If the seller accepts a payout, they must rely on the buyer to pay off all of their obligations over a period of time, as well as to discharge obligations on which the seller may have continuing liability. It becomes incumbent upon a seller to investigate the buyer’s integrity, reputation, motivation, skill, experience and financial strength as well as to make certain that they are properly protected and have retained adequate security to protect themselves prior to making the deal.  — Originally published in SDM January, 1980 


Q: We are an alarm company and have just received another agreement from the management company representing our subscriber. We have received a number of these agreements and each sets forth the vendor (our) requirements for providing the service. In each it provides that the vendor is indemnifying the management company as well as the client for any loss, basically stating that the vendors must defend, indemnify and hold harmless the company and the owner and each of their respective agents and employees, from and against any and all claims, damages, class actions, expenses, liabilities, causes of action, and/or judgments, including but not limited to attorney fees, costs of litigation and other expenses, arising out of or in connection with  the acts or omissions of vendor or its employees, agents, independent contractors, subcontractors or affiliates, wherever vendor may be providing services or performing work pursuant to this agreement. In addition it states the vendor’s liabilities under the provisions of this paragraph shall in no way be limited by the insurance maintained by the vendor pursuant to this agreement. The management company has threatened to cancel our service or go elsewhere if we do not sign. Should I sign this agreement?

A: A: This is both a business and a legal decision. From a legal standpoint, I would advise you to definitely not sign the agreement. I assume your contract with your subscriber specifically sets out your duties, your responsibilities and most important the fact that you are not an insurer and that if there is a loss you are protected by your limitation of liability liquidated damage clause and third party indemnification provision. These provisions in your contract with your subscriber protect you and your company. The agreement you have set out totally contradicts and supersedes this protection your contract provides you and exposes you to significant liability.    

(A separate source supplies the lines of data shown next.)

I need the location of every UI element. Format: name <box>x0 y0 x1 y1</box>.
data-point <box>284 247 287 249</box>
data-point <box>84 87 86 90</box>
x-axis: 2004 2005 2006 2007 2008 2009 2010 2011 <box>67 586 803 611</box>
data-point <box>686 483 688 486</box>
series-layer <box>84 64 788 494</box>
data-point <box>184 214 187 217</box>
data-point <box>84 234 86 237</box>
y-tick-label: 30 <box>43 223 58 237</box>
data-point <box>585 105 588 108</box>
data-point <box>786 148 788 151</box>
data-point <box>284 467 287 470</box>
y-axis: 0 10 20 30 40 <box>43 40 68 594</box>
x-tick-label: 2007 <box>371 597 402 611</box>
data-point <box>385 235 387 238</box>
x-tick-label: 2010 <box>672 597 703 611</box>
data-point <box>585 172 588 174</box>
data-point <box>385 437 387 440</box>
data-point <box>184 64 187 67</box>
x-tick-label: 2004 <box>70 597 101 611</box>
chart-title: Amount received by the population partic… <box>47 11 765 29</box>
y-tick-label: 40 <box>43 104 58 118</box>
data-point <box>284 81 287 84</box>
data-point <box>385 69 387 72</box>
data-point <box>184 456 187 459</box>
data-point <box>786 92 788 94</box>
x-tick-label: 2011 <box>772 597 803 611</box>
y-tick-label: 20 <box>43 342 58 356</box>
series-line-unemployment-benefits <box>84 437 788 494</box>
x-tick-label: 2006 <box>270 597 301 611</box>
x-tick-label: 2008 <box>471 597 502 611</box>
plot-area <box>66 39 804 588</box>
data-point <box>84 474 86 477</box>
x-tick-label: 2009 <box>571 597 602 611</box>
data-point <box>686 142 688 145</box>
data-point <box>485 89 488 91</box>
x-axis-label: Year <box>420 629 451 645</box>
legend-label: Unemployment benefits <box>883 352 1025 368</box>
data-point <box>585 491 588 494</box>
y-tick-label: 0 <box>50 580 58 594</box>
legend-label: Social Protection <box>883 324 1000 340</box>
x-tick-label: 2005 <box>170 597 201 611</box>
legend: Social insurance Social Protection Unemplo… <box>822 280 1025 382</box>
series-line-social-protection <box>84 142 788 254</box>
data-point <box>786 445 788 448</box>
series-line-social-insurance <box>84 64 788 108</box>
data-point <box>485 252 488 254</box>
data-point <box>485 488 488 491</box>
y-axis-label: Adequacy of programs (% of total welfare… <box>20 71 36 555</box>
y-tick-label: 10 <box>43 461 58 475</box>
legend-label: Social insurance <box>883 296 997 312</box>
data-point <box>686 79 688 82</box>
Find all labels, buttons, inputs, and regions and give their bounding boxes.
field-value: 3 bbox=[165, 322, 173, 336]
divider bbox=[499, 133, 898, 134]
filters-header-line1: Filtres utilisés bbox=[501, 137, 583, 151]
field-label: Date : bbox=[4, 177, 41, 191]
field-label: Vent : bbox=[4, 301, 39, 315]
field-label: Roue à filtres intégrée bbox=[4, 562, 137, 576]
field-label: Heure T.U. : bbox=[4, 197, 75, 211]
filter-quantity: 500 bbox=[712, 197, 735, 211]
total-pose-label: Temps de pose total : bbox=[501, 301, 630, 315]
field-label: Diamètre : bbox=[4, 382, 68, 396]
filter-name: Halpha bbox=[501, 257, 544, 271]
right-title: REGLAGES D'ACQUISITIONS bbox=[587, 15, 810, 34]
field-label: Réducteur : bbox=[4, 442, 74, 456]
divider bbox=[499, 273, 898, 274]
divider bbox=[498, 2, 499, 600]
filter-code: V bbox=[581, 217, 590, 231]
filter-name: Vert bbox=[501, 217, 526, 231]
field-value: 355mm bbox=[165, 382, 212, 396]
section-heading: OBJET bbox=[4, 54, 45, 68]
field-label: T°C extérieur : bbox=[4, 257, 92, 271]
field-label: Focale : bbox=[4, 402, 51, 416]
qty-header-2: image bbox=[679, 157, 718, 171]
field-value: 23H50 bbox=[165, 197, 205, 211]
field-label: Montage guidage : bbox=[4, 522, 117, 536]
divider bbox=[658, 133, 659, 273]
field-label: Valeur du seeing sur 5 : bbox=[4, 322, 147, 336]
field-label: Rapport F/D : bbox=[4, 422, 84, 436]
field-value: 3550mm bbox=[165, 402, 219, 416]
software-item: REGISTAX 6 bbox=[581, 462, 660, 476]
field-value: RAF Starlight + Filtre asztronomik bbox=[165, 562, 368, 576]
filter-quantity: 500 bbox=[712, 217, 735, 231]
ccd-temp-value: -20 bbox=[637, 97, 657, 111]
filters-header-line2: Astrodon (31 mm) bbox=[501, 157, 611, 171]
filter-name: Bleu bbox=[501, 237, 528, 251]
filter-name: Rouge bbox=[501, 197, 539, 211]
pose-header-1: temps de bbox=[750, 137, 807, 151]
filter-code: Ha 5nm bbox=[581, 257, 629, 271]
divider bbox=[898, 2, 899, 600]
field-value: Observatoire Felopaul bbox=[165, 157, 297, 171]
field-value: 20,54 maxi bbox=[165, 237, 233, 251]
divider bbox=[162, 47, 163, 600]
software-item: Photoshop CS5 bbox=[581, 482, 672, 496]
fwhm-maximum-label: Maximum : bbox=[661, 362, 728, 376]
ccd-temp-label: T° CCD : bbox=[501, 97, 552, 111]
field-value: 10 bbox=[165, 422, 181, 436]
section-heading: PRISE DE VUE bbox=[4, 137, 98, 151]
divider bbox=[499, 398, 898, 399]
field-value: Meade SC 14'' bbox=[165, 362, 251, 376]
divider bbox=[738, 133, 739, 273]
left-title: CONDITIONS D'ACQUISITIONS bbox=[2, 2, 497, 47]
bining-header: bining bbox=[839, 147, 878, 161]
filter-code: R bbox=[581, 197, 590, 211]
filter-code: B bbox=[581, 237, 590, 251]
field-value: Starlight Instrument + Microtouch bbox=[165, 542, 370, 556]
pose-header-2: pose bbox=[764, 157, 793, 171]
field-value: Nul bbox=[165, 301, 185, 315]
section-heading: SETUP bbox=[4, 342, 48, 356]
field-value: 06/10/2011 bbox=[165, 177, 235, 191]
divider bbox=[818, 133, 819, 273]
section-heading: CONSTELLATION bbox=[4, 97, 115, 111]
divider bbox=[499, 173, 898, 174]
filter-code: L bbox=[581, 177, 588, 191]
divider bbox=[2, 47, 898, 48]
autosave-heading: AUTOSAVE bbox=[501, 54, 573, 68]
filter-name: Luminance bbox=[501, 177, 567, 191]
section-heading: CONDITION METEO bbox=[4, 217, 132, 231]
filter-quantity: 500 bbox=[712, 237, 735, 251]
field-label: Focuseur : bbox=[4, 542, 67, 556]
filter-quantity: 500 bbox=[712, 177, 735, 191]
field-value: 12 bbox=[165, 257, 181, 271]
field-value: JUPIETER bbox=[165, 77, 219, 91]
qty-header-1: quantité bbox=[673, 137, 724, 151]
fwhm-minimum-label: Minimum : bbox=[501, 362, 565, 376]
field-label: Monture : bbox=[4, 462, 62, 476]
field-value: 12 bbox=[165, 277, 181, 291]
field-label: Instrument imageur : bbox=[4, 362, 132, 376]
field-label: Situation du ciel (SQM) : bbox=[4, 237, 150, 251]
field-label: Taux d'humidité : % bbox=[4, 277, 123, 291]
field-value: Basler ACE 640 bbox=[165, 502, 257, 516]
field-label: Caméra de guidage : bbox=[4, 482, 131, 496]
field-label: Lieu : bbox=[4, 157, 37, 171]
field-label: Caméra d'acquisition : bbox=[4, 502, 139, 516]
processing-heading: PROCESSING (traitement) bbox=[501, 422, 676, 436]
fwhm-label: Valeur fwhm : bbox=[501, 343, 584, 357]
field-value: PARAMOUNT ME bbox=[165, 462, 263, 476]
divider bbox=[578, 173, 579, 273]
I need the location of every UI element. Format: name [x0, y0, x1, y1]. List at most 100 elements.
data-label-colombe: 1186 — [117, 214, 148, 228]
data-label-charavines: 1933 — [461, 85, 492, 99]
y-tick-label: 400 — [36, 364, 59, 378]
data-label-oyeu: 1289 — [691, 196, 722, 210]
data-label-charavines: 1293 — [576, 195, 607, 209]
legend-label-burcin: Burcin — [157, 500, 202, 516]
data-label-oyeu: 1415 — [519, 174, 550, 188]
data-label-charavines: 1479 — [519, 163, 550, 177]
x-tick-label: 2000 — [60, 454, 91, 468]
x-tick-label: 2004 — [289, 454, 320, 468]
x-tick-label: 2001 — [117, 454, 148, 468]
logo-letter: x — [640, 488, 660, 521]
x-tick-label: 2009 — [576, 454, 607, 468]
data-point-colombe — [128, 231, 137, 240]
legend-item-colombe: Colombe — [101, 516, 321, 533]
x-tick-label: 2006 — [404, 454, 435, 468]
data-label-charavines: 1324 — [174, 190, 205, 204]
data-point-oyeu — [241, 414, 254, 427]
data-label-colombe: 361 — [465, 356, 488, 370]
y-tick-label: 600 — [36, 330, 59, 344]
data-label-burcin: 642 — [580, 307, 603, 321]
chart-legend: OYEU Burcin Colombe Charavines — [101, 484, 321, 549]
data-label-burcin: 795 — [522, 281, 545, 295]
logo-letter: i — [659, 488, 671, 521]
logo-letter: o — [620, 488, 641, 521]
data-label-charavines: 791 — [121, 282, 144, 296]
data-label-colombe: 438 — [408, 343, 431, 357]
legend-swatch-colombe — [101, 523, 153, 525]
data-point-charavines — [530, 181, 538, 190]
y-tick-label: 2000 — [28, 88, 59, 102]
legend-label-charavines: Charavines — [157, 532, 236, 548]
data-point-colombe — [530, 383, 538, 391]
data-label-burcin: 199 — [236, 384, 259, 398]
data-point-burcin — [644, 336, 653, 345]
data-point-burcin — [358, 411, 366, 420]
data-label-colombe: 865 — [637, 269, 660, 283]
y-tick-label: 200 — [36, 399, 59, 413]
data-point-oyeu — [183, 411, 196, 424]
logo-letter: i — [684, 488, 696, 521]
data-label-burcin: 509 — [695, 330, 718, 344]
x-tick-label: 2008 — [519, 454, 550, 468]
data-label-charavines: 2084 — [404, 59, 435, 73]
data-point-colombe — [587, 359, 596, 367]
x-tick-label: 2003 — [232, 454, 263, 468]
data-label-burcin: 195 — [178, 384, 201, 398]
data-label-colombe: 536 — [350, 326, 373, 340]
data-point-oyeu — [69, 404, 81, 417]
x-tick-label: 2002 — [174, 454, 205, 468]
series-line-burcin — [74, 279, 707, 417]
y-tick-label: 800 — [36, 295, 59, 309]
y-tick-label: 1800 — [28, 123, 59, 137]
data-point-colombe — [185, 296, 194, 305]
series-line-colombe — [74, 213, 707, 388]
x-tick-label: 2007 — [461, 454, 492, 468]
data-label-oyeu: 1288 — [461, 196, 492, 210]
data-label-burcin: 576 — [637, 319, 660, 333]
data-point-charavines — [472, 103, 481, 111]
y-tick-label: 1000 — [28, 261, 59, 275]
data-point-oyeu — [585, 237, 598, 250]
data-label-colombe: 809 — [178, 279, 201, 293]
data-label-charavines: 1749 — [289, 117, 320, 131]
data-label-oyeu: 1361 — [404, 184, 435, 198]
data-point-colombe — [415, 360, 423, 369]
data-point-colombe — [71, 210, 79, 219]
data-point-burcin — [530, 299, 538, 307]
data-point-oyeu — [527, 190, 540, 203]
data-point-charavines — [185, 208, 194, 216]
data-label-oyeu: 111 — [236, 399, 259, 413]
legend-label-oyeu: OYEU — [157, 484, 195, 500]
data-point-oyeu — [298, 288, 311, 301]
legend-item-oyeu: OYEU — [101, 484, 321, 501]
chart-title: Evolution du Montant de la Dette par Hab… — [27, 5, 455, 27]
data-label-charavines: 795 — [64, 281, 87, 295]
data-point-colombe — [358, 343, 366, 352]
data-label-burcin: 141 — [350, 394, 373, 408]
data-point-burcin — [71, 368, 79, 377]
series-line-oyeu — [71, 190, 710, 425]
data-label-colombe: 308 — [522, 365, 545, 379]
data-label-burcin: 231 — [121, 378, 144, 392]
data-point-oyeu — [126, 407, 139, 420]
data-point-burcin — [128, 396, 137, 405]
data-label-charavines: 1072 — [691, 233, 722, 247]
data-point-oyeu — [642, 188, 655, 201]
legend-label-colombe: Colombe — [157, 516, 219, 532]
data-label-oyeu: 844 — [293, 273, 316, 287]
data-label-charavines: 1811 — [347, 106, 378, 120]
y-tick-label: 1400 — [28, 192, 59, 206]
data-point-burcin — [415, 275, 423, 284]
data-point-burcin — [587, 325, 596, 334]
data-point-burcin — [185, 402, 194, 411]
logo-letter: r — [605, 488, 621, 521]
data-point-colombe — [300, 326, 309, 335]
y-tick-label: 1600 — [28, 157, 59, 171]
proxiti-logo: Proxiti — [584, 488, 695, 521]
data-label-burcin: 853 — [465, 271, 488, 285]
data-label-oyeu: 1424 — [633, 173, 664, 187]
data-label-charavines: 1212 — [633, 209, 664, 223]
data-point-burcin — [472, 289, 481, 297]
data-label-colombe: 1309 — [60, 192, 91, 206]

One area where you may agree to the indemnification is if the loss or damage occurs on your subscriber’s premise while your agent is either installing or repairing the system. This is a situation which has nothing to do with the operation of the alarm system, but where the damage or loss may occur as a result of the negligence of your agent while on the premises, in which case your subscriber has a right to this protection. If in fact you agree to this, cut out and sign an agreement to this effect, make sure that there is a provision that states that the agreement shall apply to damage which may be caused by the vendor while on the premises and shall not apply to any loss or damage caused by the failure of the alarm system to operate. Further, this agreement shall not supersede and shall be subject to all of the terms and conditions of the agreement entered into between your alarm company and the subscriber dated (insert date).